Pour le secteur public, les crédits accordés sont quasiment à 100% compromis. Sans le Trésor, une telle situation déséquilibre les ratios de réserves des banques et leur solvabilité factice. En divisant ces réserves par deux, on peut garder les créances entières en l’état sans déstabiliser le ratio de solvabilité face à des réserves qui fondent.
Dans l’instruction 4-2017 du 31 juillet 2017, qui modifie et complète l’instruction 2-2004 du 13 mai 2014 relative au régime des réserves obligatoires, la Banque d’Algérie (BA) a décidé d’abaisser, à compter du 15 août en cours, le taux des réserves obligatoires des banques de la place de 8% à 4% afin de leur permettre d’injecter plus de liquidités sur le marché. Quels sont les enjeux que recèle une telle décision dans la conjoncture financière actuelle?
« Les réserves obligatoires sont une garantie calculée sur un taux de défaillance de créances, que les banques doivent provisionner sur chaque crédit émis. Elles peuvent ainsi inscrire un crédit à leur actif envers quelqu’un en usant d’une écriture au passif, qui ne correspond à aucune dette ou dépôt précis, équivalente au taux de reserves obligatoire. Pris à l’envers, à 4% de réserves, cela veut dire que la banque va pouvoir comptabiliser à son passif, pour un crédit de 1.000 dinars, 40 dinars de réserves et 960 dinars de création monétaire ex nihilo, qui ne correspond à aucun dépôt à terme garantissant l’opération entière ». C’est là le commentaire que fait de l’instruction 4-2017 du 31 juillet 2017 Ferhat Ait Ali, expert financier, précisant que « dans la conjoncture actuelle, cette baisse du taux signifie que les banques n’ont pas les réserves leur permettant d’émettre des crédits ni même de garantir leurs créances actuelles sur leurs réserves calculées à 8% ».

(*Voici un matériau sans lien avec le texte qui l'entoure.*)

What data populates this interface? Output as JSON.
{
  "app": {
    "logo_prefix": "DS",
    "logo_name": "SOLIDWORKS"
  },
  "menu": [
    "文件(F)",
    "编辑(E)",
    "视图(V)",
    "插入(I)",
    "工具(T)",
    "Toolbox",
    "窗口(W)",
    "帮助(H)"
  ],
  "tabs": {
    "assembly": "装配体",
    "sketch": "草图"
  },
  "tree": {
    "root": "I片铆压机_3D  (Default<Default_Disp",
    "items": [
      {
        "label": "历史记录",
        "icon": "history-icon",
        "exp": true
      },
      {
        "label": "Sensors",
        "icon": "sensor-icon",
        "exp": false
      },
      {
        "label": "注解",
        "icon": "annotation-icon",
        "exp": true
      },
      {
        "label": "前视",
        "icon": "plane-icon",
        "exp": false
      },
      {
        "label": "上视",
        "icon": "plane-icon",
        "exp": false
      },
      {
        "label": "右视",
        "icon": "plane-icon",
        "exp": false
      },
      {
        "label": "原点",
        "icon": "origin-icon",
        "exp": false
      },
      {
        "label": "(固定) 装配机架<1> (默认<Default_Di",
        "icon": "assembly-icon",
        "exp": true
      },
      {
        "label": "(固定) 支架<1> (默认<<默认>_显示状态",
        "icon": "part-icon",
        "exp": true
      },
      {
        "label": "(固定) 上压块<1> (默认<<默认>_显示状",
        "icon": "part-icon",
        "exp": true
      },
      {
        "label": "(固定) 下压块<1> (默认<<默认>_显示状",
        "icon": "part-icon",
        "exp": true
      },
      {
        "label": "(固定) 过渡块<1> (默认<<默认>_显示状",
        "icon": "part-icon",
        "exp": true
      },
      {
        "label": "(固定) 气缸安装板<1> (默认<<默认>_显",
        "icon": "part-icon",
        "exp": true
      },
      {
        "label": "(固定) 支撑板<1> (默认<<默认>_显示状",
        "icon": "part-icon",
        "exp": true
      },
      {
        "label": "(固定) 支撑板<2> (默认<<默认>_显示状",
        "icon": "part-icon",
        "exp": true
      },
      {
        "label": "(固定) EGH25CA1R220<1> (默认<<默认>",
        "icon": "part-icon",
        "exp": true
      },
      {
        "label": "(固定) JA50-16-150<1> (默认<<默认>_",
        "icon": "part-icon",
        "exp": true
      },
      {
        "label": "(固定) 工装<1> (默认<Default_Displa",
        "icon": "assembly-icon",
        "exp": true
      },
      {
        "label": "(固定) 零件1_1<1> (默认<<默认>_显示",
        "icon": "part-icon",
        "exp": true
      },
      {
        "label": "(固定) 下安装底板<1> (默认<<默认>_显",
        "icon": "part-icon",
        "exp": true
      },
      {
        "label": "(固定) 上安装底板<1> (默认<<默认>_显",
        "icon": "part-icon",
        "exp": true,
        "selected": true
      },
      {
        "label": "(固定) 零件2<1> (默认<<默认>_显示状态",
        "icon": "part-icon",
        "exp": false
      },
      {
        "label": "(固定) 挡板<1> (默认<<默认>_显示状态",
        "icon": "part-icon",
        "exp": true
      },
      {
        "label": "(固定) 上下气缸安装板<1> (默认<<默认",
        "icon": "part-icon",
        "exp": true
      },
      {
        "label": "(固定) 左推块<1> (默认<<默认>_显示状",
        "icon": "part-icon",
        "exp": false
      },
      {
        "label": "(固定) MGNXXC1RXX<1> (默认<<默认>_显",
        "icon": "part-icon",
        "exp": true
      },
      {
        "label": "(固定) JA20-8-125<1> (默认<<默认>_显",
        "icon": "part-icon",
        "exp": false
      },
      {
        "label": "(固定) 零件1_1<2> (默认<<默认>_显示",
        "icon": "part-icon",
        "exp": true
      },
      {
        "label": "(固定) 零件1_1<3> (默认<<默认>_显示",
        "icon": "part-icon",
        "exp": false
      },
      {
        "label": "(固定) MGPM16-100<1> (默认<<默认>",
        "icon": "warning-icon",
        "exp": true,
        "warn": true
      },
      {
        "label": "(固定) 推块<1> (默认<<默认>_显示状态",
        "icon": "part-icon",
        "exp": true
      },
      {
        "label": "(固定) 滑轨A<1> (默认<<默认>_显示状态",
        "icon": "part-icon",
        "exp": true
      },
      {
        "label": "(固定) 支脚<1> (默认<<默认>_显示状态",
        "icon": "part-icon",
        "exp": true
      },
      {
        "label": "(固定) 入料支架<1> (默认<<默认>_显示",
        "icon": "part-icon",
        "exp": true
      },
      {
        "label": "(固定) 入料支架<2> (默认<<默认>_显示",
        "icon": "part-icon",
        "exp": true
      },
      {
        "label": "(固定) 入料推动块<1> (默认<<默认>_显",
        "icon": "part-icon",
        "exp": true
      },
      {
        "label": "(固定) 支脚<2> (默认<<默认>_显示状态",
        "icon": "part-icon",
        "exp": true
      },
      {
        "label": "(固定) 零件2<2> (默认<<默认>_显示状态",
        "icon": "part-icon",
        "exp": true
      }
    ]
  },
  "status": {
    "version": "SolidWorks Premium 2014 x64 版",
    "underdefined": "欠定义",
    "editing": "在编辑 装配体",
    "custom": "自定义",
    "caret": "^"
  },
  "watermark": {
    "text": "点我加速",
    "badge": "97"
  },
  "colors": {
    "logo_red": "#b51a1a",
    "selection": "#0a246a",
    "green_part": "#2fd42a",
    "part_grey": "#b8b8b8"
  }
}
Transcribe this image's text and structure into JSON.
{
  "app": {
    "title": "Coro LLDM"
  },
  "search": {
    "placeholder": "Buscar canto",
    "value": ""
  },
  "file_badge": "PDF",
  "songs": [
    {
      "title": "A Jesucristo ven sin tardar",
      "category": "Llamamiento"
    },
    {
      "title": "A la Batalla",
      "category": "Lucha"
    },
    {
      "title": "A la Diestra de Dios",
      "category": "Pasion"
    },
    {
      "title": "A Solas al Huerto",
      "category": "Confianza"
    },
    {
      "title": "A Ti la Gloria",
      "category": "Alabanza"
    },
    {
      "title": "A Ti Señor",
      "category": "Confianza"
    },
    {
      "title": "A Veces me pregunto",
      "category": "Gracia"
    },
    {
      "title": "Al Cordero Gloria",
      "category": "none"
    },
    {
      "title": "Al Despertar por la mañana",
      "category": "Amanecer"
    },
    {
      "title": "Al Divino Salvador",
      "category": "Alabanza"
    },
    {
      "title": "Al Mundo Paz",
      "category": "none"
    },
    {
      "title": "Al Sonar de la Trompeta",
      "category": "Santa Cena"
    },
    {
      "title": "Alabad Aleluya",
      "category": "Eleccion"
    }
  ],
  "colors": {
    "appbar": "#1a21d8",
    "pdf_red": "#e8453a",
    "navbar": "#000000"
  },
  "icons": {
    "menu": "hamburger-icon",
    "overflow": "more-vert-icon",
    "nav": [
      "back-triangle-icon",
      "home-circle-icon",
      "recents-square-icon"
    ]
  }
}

Un tel état de fait signifie, selon Ferhat Ait Ali, que la mesure prise par la Banque centrale a pour but, d’une part, « de ne pas bloquer les crédits » et, d’autre part, de ne pas « reconnaître la faillite pure et simple de ces banques, dont les créances sont majoritairement irrécupérables ». Mais si l’objectif recherché et non-avoué de la BA est de permettre aux banques de continuer à octroyer des crédits et, par là, d’occulter la crise qui frappe de plein fouet le secteur, les effets qui peuvent en découler peuvent être néfastes. « Sans la baisse du dinar, une telle capacité d’émission de passifs va avoir un effet désastreux sur les réserves de change, et, au plan comptable, tous ces passifs viendront se cumuler en masse monétaire M3, qui ne sera jamais résorbée faute de recouvrement des créances. D’ailleurs, c’est cette masse monétaire irrésorbable qui casse le dinar », explique M. Ait Ali. Déchiffrage : dans le gros de ce qu’on appelle crédits à l’économie, il n’y en a pas 20% de récupérables.
Pour le secteur public, les crédits accordés sont quasiment à 100% compromis. Sans le Trésor, une telle situation déséquilibre les ratios de réserves des banques et leur solvabilité factice. En divisant ces réserves par deux, on peut garder les créances entières en l’état sans déstabiliser le ratio de solvabilité face à des réserves qui fondent. Or, analyse l’expert financier Ferhat Aït Ali, « cela entraîne une dévaluation massive du dinar, parce que sans elle, si les banques tentent de transformer en dollars leurs nouvelles émissions pour payer les équipements induits par ces crédits, ce sera une débandade avec les cours actuel ». Pour éviter ce scénario, ajoute-t-il, il est recommandé d’utiliser la mesure de la BA « juste pour soutenir momentanément la comptabilité des banques, en maintenant les passifs tels qu’ils sont, et en permettant juste la réduction des garanties en réserves obligatoires ».
Pour rappel, la même mesure a déjà été prise le 15 mai 2016, lorsque la BA avait abaissé le taux de ces réserves le portant de 12% à 8% alors que, de 2004 à 2013, elle avait procédé plutôt à l’augmentation du ratio des réserves obligatoires pour absorber les surliquidités bancaires.